Undhagi, Brand Houseware dan Furnitur yang Mengedukasi Pengrajin Lokal

Kalau inget produk houseware atau furnitur dari pengrajin kayu lokal, kita cenderung langsung membayangkan model zaman dahulu yang sama sekali ga sesuai dengan selera modern. Dani, Odie, dan Francis asal Semarang ingin memperkenalkan desain modern dengan bahan lokal, lewat produk mereka, Undhagi.

“Bahan dasar produk kita ini berasal dari kayu jati. Produk kita lebih ke houseware dan furniture. Semuanya hand made, bahkan alat makan yang kita produksi itu berstandar foodgrade, sehingga aman dipakai,” ujar Odie.
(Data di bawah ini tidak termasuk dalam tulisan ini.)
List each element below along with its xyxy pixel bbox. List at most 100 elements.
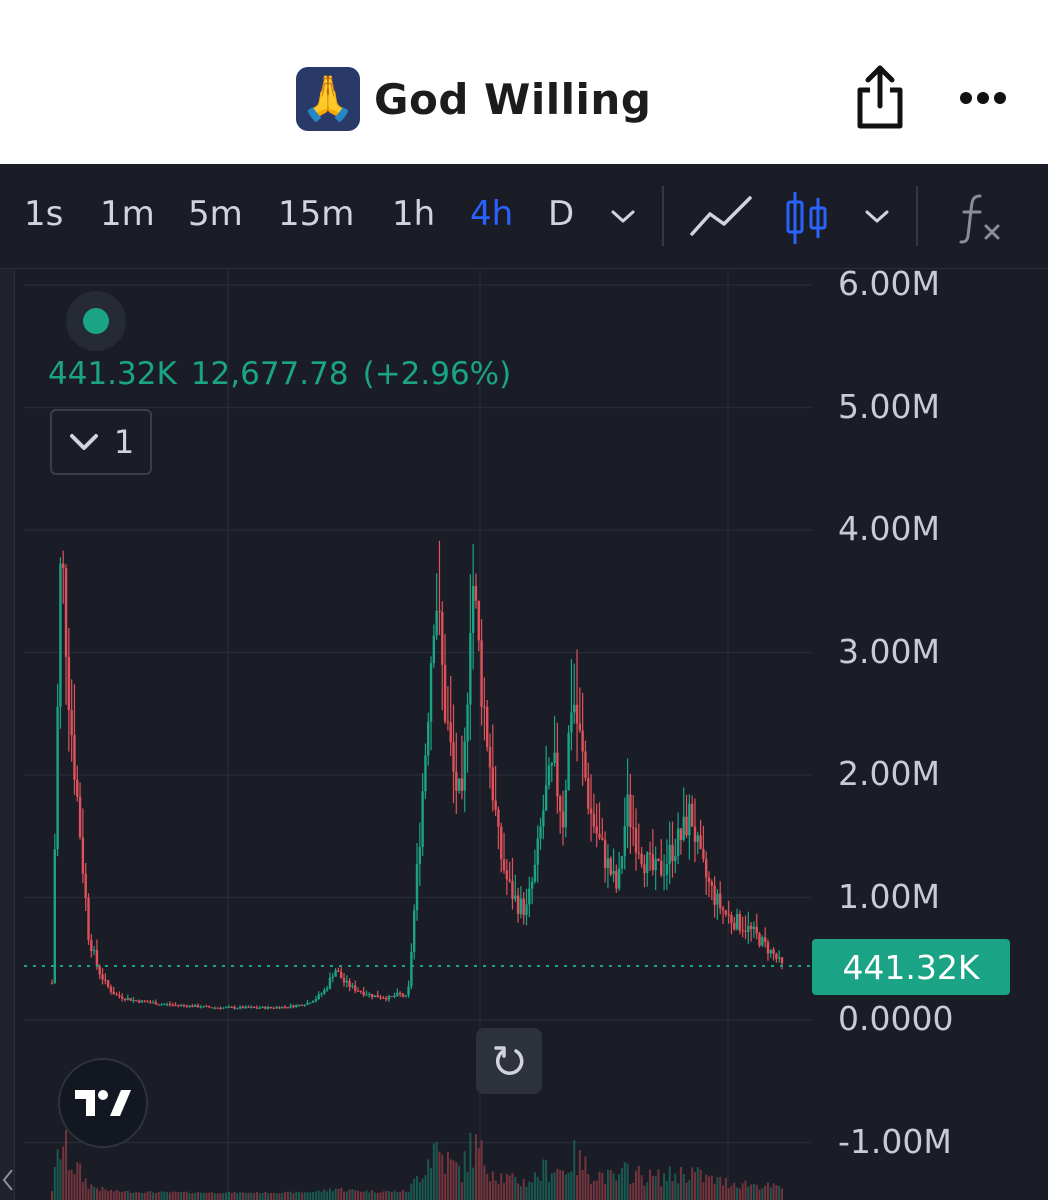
more-options-button[interactable] [956,82,1012,114]
candle-body [345,980,349,983]
volume-bar [503,1183,506,1200]
timeframe-1m[interactable]: 1m [100,194,155,234]
share-button[interactable] [852,64,908,132]
volume-bar [312,1191,315,1200]
volume-bar [168,1192,171,1200]
chart-plot[interactable] [0,269,1048,1200]
candle-body [160,1004,163,1006]
timeframe-5m[interactable]: 5m [188,194,243,234]
volume-bar [730,1185,733,1200]
candle-body [758,933,761,946]
volume-bar [250,1192,253,1200]
volume-bar [368,1192,371,1200]
volume-bar [514,1176,517,1200]
volume-bar [87,1188,90,1200]
timeframe-4h[interactable]: 4h [470,194,514,234]
toolbar-divider [662,186,664,246]
candle-body [241,1006,245,1009]
timeframe-1s[interactable]: 1s [24,194,64,234]
indicators-button[interactable] [958,192,1006,248]
y-tick-label: 1.00M [838,876,940,916]
volume-bar [306,1192,309,1200]
candle-body [561,811,565,828]
line-chart-button[interactable] [688,194,754,242]
candle-body [266,1007,270,1009]
candle-body [528,888,531,905]
candle-body [199,1007,203,1009]
volume-bar [98,1190,101,1200]
volume-bar [682,1173,685,1200]
volume-bar [486,1173,489,1200]
volume-bar [618,1173,621,1200]
candle-body [230,1006,233,1008]
timeframe-1h[interactable]: 1h [392,194,436,234]
candle-body [286,1006,290,1008]
candle-body [463,741,466,791]
candle-body [617,868,621,889]
volume-bar [126,1190,129,1200]
candle-body [165,1003,169,1005]
volume-bar [320,1191,323,1200]
volume-bar [601,1172,604,1200]
volume-bar [615,1180,618,1200]
volume-bar [101,1186,104,1200]
candle-body [427,721,430,756]
candle-body [488,746,492,768]
candle-body [491,767,495,801]
volume-bar [489,1181,491,1200]
volume-bar [331,1191,334,1200]
candle-body [581,730,584,752]
candle-body [137,1000,141,1003]
candlestick-button[interactable] [784,190,830,250]
candle-body [749,925,753,930]
volume-bar [438,1151,441,1200]
volume-bar [233,1191,236,1200]
candle-body [589,808,593,814]
volume-bar [559,1170,562,1200]
token-title: 🙏 God Willing [296,66,651,132]
candle-body [578,723,582,731]
volume-bar [387,1191,390,1200]
chart-left-scroll-edge[interactable] [0,269,15,1200]
indicators-fx-icon [959,194,1000,244]
timeframe-d[interactable]: D [548,194,575,234]
candle-body [236,1008,239,1010]
scroll-left-icon[interactable] [2,1169,13,1191]
candle-body [135,1000,138,1002]
candle-body [721,908,725,911]
volume-bar [213,1193,216,1200]
legend-collapse-button[interactable]: 1 [50,409,152,475]
candle-body [474,585,478,601]
tradingview-logo[interactable] [58,1058,148,1148]
candle-body [643,864,646,874]
volume-bar [724,1178,727,1200]
volume-bar [326,1191,329,1200]
candle-body [320,993,323,995]
timeframe-15m[interactable]: 15m [278,194,355,234]
candle-body [73,734,76,780]
volume-bar [317,1190,320,1200]
timeframe-dropdown[interactable] [608,204,638,232]
candle-body [390,996,393,998]
chart-type-dropdown[interactable] [862,204,892,232]
candle-body [603,839,607,869]
candle-body [410,951,413,987]
volume-bar [188,1193,191,1200]
reset-chart-button[interactable] [476,1028,542,1094]
candle-body [688,803,691,836]
candle-body [81,837,85,874]
candle-body [193,1005,197,1007]
candle-body [626,794,629,827]
candle-body [354,985,357,991]
volume-bar [444,1173,447,1200]
candle-body [648,852,652,855]
candle-body [623,826,626,857]
volume-bar [278,1193,281,1200]
volume-bar [491,1171,494,1200]
chevron-down-icon [611,210,635,223]
candle-body [601,837,604,840]
candle-body [477,600,480,641]
candle-body [328,977,332,989]
series-status-indicator[interactable] [66,291,126,351]
volume-bar [76,1162,79,1200]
Dani juga menambahkan, “Jati itu simbol Indonesia, selain itu, karakternya lebih kuat. Perawatannya mudah, lalu orang luar negeri pun tahu kayu jati. Kita mau promote desain modern dengan bahan lokal, yang tidak hanya mengedepankan estetika, tetapi juga fungsional, serta membuat barang menjadi lebih organized.”

 

12279036_1074639655903116_106028726644931194_n
Undhagi di Basha Market. Image credit: Facebook / Undhagi
Produk Undhagi. Image credit: Facebook / Undhagi
Produk Undhagi. Image credit: Facebook / Undhagi

Kerap kali ketika memilih produk, kita memilih antara yang lebih fungsional atau lebih mengedepankan estetika. Menurut Dani, keduanya merupakan unsur yang penting.
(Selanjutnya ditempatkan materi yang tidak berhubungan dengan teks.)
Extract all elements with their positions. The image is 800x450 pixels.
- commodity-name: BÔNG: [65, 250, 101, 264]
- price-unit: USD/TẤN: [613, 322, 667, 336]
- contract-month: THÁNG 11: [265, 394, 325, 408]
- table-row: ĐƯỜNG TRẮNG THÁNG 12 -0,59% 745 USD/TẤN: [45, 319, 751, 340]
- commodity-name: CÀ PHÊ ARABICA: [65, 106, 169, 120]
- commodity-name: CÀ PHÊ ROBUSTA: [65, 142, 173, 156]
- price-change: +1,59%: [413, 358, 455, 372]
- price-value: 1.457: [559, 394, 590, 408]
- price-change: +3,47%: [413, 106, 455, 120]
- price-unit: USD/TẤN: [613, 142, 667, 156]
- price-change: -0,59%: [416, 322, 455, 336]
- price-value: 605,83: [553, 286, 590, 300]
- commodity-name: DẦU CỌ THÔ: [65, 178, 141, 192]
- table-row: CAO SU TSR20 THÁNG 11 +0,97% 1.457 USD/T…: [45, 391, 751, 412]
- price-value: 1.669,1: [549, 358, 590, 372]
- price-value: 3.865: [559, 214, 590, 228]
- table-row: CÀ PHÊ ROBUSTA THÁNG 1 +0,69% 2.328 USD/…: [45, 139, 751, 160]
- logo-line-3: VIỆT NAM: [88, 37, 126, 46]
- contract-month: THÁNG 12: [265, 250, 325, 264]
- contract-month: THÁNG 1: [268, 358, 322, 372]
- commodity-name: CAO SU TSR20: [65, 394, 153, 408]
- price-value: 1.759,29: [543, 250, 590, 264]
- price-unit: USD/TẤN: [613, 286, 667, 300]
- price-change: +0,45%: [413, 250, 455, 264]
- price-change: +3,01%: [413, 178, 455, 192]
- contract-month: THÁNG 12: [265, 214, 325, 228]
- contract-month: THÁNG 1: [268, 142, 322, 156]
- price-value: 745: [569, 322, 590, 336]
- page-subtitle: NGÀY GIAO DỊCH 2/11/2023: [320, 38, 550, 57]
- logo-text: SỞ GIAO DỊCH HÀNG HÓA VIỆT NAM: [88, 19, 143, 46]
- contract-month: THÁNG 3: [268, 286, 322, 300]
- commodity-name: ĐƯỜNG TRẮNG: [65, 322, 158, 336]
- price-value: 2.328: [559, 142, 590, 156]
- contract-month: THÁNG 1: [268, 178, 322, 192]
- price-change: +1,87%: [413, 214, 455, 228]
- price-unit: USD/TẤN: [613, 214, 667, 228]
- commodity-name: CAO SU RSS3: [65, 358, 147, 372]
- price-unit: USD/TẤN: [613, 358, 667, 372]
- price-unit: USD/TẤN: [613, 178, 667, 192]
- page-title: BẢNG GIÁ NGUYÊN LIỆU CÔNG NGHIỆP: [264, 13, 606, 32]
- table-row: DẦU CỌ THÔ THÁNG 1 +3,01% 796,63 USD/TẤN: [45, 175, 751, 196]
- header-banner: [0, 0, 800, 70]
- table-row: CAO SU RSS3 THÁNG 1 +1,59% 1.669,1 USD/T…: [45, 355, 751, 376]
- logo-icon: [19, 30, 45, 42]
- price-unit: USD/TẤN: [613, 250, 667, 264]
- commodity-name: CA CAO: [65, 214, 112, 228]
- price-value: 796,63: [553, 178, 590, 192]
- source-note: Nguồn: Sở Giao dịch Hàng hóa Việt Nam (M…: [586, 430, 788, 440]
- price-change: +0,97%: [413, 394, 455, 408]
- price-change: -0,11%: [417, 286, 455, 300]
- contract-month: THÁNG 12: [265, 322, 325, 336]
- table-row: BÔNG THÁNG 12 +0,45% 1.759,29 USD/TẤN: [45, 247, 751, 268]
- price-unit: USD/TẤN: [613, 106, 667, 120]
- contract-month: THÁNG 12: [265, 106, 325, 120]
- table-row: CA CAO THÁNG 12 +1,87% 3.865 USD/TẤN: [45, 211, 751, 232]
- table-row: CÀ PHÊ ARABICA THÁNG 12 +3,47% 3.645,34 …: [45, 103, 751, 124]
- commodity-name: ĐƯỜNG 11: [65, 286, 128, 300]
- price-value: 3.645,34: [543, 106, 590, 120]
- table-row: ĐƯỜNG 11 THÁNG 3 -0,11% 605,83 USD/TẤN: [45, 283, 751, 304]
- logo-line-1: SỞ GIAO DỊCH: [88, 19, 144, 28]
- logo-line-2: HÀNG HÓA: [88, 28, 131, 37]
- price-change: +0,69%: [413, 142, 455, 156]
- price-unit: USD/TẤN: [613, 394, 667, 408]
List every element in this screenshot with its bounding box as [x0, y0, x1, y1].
“Estetika dan fungsionalitas itu sama-sama penting. Ini yang membuat barang kita berbeda dengan yang lainnya. Contoh, sebuah laci biasa. Memang sih, bisa menyimpan barang, sesuai dengan fungsinya. Tetapi di situ tidak ada keindahan.”

Lalu, bagaimana pandangan mereka terhadap pengrajin lokal yang kebanyakan masih menggarap desain yang kuno dan itu-itu saja?
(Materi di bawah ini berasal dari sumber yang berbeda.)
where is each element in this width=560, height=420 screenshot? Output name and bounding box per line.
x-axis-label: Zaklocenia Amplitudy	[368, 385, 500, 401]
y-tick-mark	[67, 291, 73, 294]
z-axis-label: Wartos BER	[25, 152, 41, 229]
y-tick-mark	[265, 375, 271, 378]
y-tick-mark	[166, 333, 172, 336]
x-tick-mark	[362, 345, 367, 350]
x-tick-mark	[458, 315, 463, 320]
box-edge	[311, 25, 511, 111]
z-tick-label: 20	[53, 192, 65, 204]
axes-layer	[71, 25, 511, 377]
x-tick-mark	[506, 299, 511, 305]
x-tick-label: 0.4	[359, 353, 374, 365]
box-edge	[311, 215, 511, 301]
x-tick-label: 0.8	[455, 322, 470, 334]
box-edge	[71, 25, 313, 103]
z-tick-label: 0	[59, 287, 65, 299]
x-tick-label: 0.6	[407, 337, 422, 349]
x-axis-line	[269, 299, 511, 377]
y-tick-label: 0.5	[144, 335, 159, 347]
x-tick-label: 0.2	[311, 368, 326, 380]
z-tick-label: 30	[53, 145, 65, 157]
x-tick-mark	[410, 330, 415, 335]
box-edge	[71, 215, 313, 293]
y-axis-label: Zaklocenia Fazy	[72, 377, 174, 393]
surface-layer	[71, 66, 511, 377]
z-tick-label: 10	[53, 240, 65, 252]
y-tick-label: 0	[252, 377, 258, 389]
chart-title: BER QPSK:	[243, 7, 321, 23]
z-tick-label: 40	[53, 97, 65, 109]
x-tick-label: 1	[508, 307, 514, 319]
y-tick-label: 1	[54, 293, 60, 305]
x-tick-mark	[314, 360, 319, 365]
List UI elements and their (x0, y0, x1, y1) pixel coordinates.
“Kita bekerja sama dengan pengrajin lokal. Para pengrajin lokal itu jago-jago lho sebenarnya. Sayangnya, mereka kurang mengikuti tren. Memang agak susah, tetapi untuk maju, harus mau mengubah dasar cara berpikir, membuat, dan memproses yang baru. Lalu, tidak semuanya aware, padahal tren desain furniture dan houseware kan sudah berubah,” jelas Dani.

“Sekarang, orang kalau masalah furniture berkiblat ke Skandinavia. Contohnya seperti IKEA, kenapa bisa booming begitu? Kok produk Indonesia engga? Kita pun seharusnya bisa. Nah, makanya kita mau promote kerajinan dan jati diri Indonesia lewat kayu jati yang merupakan bahan lokal.”

Ga selamanya apapun yang berembel-embel luar negeri itu selalu bagus. Ternyata produk lokal pun ga kalah oke. Dengan pengarahan dan pelatihan yang tepat, produsen lokal kita pasti dapat bersaing dengan produk luar.